Auto-Generating Meeting Minutes from Video with a Gemini CLI Skill

I created a Gemini CLI skill called video-to-minutes that auto-generates meeting minutes from video files.

feat: Add video-to-minutes skill #4

Overview of the video-to-minutes Skill

This skill takes a video file as input, executes the following steps sequentially, and ultimately generates meeting minutes in Markdown format.

Step	Process	Tool Used
1	Check and install prerequisite tools	`ffmpeg`, `whisper`
2	Get video path and capture interval from user (default 60s)	-
3	Extract audio from video	`ffmpeg`
4	Transcribe audio (automated)	`whisper` (turbo model)
5	Capture images from video at regular intervals	`ffmpeg`
6	Collect proper nouns from user	-
7	Analyze transcript and generate meeting minutes	Gemini
8	Save as Markdown file	-

Why I Turned This into a Skill

In my previous article “Gemini CLI’s Default Capabilities Are So Powerful That I Reconsidered My Approach to Creating Skills”, I introduced the DCAP cycle — an approach where you first ask the AI directly and only turn repeated operations into skills.

This video-to-minutes workflow was exactly a case that warranted being turned into a skill.

Criteria for Skill Creation	Why It Applies
Repeated execution	The same workflow runs for every meeting
Fine-tuning has stabilized	ffmpeg options and Whisper model settings are settled
Want to share with others	Team members can create minutes using the same process
Want to ensure quality	Standardize the meeting minutes format

Key Points of the Workflow

Automated Whisper Transcription

The agent automatically runs Whisper transcription using the turbo model.

whisper meeting_audio.wav --language ja --model turbo

The generated meeting_audio.txt is auto-detected, and the user is only prompted for the path if the file is not found.

update: Improve video-to-minutes skill workflow #5

Collecting Proper Nouns to Improve Accuracy

A step was added to collect proper nouns (names of people, companies, products, etc.) from the user before generating the meeting minutes. This helps reduce transcription errors and improves the overall accuracy of the minutes.

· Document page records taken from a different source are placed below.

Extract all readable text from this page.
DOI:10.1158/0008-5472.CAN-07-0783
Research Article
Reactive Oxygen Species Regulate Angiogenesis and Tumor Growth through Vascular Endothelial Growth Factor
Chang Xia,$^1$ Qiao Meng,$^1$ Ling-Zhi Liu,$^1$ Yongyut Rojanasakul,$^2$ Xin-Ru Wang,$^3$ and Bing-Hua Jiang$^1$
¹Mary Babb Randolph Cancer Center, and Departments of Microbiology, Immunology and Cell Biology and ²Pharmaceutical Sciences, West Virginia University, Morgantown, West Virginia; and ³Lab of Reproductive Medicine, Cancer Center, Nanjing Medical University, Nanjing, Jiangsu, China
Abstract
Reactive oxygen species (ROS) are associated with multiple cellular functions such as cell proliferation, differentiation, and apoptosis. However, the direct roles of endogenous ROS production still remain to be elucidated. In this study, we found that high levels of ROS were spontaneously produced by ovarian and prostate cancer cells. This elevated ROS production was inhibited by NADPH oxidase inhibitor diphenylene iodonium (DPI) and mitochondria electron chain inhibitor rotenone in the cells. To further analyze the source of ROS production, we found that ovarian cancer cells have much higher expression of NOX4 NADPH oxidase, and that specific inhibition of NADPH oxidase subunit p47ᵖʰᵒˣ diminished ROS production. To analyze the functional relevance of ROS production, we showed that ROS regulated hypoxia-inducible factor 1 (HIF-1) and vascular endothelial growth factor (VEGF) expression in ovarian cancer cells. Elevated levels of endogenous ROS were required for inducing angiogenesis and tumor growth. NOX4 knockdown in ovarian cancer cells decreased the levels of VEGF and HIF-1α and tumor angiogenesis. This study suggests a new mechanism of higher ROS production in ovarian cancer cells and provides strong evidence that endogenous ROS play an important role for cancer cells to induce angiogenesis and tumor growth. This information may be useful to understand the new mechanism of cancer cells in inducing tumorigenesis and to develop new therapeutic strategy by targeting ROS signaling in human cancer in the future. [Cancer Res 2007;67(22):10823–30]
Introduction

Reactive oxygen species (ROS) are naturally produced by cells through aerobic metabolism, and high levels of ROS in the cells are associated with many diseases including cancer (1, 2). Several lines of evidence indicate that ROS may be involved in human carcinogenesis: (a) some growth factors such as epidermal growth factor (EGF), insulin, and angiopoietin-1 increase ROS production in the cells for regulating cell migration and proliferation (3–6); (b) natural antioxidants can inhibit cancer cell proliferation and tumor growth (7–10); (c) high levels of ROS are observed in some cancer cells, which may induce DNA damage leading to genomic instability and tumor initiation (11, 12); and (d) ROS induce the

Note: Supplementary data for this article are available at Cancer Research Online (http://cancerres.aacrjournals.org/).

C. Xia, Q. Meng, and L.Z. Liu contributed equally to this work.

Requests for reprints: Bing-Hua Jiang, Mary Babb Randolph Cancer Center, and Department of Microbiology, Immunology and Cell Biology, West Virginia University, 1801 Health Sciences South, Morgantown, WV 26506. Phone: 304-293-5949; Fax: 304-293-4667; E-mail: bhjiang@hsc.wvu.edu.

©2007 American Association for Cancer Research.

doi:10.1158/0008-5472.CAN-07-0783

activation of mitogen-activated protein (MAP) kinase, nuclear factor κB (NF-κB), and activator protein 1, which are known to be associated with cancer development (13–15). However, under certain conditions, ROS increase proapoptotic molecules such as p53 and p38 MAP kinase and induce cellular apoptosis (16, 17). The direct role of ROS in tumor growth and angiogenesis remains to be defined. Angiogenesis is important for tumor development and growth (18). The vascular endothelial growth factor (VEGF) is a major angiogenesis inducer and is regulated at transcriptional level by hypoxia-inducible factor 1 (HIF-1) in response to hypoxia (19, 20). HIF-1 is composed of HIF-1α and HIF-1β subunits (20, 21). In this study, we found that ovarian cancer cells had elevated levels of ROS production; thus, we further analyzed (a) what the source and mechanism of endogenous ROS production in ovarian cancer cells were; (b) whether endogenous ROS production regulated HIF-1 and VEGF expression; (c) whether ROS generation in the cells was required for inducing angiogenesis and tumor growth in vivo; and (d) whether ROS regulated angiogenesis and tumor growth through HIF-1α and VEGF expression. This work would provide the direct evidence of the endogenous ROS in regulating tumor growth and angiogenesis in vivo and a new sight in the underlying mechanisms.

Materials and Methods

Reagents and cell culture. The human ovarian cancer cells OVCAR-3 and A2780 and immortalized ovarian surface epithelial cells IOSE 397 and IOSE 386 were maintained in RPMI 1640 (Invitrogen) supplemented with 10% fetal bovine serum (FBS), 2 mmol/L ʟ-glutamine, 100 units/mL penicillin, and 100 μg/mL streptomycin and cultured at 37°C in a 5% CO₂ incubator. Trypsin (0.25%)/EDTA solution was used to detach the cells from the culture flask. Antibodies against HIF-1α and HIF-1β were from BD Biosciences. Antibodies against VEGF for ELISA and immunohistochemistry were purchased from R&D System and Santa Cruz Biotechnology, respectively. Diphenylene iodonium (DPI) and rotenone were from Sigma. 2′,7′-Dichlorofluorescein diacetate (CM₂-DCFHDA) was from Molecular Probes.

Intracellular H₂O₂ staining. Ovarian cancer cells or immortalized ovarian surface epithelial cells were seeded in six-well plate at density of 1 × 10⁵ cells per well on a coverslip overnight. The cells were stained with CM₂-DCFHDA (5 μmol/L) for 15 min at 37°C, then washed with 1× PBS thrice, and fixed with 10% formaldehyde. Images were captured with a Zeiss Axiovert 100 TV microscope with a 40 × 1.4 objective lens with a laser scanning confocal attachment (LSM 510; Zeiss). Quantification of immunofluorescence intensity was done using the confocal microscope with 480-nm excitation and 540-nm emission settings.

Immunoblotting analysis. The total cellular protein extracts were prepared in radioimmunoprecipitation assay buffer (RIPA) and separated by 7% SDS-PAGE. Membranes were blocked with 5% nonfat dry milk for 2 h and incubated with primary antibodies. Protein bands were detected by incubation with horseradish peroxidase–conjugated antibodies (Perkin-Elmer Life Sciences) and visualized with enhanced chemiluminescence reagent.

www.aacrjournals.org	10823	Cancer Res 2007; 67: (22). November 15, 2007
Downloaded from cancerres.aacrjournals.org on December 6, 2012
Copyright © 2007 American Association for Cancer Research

Capturing Images to Preserve Visual Information

In addition to audio transcription, the skill captures images from the video at regular intervals, allowing slide and whiteboard content to be included in the minutes.

ffmpeg -i "<VIDEO_FILE_PATH>" -vf fps=1/<INTERVAL_IN_SECONDS> captures/capture_%03d.png

The capture interval is user-configurable, allowing flexible adjustment based on the meeting content.

Summary

The workflow for generating meeting minutes from video requires executing multiple tools in sequence, and doing it manually every time is tedious. Multi-step workflows like this that are used repeatedly are where skill creation has the greatest impact.

The skill is published in the oh-my-skills repository.

That’s all from the Gemba, reporting on creating a skill that auto-generates meeting minutes from video.